I spoke with Katherine Wutchiett, staff attorney at Legal Aid at Work, to learn more about the current status of State Disability Insurance. Legal Aid at Work is a nonprofit legal services organization that supports low-income families and workers. The organization runs a free hotline for workers and families that receives thousands of calls per year. According to Wutchiett, many callers are experiencing the same issues my mother faced. 

“I applied and I didn’t hear back for months” is a common refrain from frustrated callers. Wutchiett noted that many workers are prematurely returning to work, a move that could be detrimental to their health.  People are facing increased scrutiny when applying to State Disability Insurance, even though this program already requires verification from medical providers. 

Notably, Wutchiett said, the majority of the more than $20 billion in state funds paid to fraudulent accounts seems to have been for Unemployment Insurance benefits — not disability benefits — although a recent wave of disability fraud still led officials to freeze hundreds of thousands of claims. Fraud remains a major worry of elected officials and administrators, yet efforts to combat it have left many sick Californians out in the cold with limited recourse.

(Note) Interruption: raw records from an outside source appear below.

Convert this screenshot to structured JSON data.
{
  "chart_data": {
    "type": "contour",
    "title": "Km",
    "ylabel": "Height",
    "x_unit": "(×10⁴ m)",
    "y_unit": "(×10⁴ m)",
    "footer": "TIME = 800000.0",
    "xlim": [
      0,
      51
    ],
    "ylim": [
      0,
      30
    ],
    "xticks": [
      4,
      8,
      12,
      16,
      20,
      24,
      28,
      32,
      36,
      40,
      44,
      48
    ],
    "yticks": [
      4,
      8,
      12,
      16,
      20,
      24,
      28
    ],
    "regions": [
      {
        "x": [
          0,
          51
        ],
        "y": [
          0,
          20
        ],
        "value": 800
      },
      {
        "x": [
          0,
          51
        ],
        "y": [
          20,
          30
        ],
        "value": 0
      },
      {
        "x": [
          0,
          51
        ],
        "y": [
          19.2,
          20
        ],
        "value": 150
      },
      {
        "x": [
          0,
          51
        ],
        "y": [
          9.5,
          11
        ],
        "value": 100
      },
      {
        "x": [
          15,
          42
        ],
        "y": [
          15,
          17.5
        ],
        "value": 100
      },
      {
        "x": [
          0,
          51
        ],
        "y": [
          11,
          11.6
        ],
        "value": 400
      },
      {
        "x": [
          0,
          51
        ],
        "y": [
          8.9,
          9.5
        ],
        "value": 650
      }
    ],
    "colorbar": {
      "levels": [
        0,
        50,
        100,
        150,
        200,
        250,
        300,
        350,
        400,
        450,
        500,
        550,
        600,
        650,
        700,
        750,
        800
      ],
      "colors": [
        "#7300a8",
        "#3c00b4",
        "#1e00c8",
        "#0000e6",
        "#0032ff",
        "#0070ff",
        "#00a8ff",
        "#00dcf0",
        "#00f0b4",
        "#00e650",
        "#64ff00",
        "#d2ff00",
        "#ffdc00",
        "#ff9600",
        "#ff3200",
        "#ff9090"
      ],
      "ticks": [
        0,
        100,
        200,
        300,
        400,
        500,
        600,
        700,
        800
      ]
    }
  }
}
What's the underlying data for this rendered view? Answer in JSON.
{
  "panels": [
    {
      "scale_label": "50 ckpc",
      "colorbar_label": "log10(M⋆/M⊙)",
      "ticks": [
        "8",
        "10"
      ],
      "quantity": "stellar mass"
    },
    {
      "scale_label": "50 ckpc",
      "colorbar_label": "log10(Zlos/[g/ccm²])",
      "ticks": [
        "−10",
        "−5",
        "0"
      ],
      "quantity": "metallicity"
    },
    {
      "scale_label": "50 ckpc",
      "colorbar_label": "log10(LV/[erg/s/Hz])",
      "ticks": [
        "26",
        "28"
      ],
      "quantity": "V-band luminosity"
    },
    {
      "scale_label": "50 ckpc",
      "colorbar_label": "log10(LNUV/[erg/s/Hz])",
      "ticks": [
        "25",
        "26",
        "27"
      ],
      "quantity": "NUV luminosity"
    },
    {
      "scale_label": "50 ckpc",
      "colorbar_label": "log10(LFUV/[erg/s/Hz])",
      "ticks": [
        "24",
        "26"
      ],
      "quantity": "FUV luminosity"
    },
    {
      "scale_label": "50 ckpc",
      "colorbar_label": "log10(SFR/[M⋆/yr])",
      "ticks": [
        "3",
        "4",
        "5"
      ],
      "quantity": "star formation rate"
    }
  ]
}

So what is the state doing to solve this problem? The Governor’s May Revision for the 2022-23 budget includes significant investments in the Employment Development Department including $136 million for modernization efforts over a five-year period. These efforts will include call center improvements, simplification of forms and development of new data analysis tools to curb fraudulent claims. Still, advocates are concerned that these improvements will not be enough to protect vulnerable Californians from having their claims frozen. 

“In addition to improving the systems, how do we protect individuals so they’re able to get the benefits that they need?” said Sasha Feldstein, economic justice policy director at The California Immigrant Policy Center. The state’s efforts to combat fraud may ultimately help reduce the amount of funds paid to fraudulent accounts, but they have the potential to directly harm those in need of vital benefits when they are unable to work due to disability. 

Ultimately, my mother prematurely returned back to work in late January 2022 to cover her bills. She did not receive backpay for her benefits until mid-February. The two months she went without benefits exacted a heavy toll. 

“I was worried about how I was gonna pay rent, pay bills and get a least a couple of Christmas presents,” she told me. “It was depressing.” 

My mom dealt with a feeling of helplessness during this time, and she relied on savings to make it through the holiday season. The situation my mom faced was unacceptable to me. Not only did it affect my own mother, but countless Californians were also dealing with the same issue.

State officials need to do more to address the needs and concerns of Californians like my mom who was temporarily locked out of benefits she had spent years paying into (as do all working Californians). This could take the form of the Employment Development Department working more closely with community groups to craft their messaging around identity verification and fraud prevention. Further, state officials need to continue to streamline and expedite the review process so that Californians aren’t shut off from vital disability benefits. Crucially, policymakers need to weigh the impact of any proposed anti-fraud measure and consider how it would impact the day-to-day lives of Californians. 

Preventing fraud is important, but it should not come at the expense of working Californians who are simply trying to access their hard-earned benefits that they have been contributing to for years.

Denzel Tongue writes a column for the California Health Report about the intersection of racial justice, public policy and health equity. He is a master of public policy candidate at The Goldman School of Public Policy and a California Initiative for Health Equity Fellow.